Details of the solution (Walkthrough)
Our add-in uses TFS
Client Object Model to retrieve this information. The solution to the
problem can be broken down in the following simple steps
1.
Retrieve bug id of all the bugs and store them in a work item collection.
You need to provide TFS “TeamProject”
name as user parameter. You can also specify the iteration path if you are
specifically interested to get this report for a given iteration.

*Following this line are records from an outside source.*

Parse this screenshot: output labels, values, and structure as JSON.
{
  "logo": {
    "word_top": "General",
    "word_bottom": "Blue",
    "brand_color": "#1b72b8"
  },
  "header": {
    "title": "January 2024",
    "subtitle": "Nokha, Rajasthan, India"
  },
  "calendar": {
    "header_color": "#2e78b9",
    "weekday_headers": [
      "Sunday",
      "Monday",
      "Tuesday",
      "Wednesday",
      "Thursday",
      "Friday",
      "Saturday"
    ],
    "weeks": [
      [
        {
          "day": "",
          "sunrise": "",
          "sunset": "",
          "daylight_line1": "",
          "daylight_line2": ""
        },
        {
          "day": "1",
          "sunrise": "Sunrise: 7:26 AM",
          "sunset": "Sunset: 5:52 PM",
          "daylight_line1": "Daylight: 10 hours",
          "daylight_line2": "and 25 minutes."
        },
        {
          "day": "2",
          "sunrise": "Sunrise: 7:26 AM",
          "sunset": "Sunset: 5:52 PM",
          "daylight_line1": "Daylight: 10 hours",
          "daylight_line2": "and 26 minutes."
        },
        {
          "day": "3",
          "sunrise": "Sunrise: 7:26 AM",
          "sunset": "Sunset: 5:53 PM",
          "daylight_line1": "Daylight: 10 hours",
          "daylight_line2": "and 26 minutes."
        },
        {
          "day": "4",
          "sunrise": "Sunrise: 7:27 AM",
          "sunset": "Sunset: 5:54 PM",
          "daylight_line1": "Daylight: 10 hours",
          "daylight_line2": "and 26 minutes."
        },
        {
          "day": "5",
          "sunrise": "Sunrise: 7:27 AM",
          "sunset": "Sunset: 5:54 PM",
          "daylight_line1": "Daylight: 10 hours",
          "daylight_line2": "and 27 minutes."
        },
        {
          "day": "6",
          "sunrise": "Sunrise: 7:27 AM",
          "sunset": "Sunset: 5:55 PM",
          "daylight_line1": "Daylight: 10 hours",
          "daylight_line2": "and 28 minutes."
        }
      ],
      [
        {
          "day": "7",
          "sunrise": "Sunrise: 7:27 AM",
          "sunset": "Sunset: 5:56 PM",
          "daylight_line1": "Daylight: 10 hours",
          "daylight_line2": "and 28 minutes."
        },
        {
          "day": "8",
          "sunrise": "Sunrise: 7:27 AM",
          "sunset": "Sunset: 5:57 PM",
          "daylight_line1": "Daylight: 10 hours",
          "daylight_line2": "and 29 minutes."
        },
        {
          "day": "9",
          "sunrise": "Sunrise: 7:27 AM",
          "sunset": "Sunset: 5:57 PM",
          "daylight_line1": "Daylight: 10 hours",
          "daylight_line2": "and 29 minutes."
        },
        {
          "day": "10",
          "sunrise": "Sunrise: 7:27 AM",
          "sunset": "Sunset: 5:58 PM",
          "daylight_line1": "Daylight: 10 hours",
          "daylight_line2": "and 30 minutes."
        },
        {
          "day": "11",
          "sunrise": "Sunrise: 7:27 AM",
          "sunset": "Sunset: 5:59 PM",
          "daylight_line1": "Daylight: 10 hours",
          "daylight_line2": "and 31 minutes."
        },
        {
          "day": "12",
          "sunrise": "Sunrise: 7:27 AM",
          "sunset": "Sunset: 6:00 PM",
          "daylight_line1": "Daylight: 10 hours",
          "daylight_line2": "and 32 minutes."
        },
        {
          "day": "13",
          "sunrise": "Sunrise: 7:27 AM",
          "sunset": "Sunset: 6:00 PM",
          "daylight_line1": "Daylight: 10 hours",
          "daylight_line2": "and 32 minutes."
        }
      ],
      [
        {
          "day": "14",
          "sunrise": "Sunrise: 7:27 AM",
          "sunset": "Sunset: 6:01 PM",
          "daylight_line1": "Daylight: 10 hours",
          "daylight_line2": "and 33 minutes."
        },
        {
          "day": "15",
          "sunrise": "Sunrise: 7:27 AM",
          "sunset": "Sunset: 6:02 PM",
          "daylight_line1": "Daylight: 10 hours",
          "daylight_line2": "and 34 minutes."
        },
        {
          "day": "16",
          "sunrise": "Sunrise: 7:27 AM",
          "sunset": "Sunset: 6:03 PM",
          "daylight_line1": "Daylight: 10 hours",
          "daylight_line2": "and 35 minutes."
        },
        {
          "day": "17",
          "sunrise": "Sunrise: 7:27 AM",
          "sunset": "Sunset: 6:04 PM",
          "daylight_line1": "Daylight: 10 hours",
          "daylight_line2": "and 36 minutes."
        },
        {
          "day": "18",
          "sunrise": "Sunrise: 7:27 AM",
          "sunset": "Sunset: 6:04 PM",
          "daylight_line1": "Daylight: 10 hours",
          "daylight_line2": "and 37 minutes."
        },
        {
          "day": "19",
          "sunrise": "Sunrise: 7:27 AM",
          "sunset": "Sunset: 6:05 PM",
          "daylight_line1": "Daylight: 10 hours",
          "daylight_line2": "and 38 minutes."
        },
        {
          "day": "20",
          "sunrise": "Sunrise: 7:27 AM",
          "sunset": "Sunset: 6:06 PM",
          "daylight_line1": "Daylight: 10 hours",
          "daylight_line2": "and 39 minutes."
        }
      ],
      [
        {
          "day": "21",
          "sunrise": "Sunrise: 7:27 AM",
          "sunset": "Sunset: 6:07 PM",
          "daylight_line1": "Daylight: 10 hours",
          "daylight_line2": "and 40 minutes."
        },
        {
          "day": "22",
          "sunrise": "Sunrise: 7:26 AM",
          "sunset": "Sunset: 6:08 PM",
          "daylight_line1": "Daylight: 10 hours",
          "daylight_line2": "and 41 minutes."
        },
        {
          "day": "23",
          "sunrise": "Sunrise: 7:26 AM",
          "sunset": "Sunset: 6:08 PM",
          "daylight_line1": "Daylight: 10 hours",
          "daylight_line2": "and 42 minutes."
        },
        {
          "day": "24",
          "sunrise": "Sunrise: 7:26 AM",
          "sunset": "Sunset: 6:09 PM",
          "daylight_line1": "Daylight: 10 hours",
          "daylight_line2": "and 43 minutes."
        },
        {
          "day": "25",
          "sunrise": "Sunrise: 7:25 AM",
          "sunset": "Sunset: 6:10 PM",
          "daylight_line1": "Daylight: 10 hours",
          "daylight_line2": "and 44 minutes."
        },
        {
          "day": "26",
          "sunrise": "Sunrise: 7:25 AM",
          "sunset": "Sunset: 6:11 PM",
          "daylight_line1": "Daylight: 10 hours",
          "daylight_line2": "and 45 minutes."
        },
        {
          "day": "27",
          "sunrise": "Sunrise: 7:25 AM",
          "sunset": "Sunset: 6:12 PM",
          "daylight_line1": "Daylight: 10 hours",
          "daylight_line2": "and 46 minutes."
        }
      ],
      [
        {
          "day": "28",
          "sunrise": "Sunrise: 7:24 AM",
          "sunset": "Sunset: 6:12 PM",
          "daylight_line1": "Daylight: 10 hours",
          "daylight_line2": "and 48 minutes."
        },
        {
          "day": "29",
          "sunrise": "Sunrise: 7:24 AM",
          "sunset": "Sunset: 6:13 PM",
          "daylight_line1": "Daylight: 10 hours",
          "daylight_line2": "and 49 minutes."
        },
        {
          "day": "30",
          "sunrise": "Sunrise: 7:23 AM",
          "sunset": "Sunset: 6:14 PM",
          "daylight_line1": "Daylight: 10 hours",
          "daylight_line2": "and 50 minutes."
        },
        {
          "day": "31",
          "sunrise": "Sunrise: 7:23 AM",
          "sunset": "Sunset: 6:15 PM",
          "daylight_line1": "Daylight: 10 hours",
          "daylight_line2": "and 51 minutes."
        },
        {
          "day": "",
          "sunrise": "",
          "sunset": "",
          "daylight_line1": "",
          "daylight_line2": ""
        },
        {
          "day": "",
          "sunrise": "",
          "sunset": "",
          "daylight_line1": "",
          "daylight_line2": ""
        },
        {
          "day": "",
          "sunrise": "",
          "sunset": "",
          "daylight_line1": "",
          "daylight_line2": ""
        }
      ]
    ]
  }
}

string wiqAllBugs = "SELECT
[System.Id] FROM WorkItems WHERE
[System.TeamProject] = '{0}'
AND [System.WorkItemType] = 'Bug'
AND [System.IterationPath] UNDER'" +
iteration + "'";
string tfsQuery = string.Format(wiqAllBugs, projName); WorkItemCollection wiBugCollection
= store.Query(tfsQuery);
2.
For each bug iterate through the revision
history and look for the text Edited
(Active to Resolved") and Edited (Resolved to Active") or Edited (Closed to Active")
The logic is to look for the bugs
that are changed from Resolved state to Active state or from Closed state to Active
state and count the no. of instances this has happened for a bug as bug
reactivation count metric. We are also capturing transition from Active to
Resolved state to capture information like “resolved by”, “resolved state” etc.
that will help in further investigation
foreach (Revision revision in wItem.Revisions)
{
if
(revision.GetTagLine().Contains("Edited
(Active to Resolved"))
{
//retrieve all the
information required like resolved date,resolved by etc..
}
else if (revision.GetTagLine().Contains("Edited (Resolved to Active") ||
revision.GetTagLine().Contains("Edited
(Closed to Active"))
{
// increase your counter every time to
get the total reactivation count
}
}
3.
Finally check if your bug reactivation counter
is greater than X (or 0 to find bug that are reactivated at least once) and
print them to console/.csv / html
4.
Our add-in, generates a CSV report with this
information (find below the sample)
You can go and tweak this logic as
per your needs. We hope you would have find this quick workaround useful.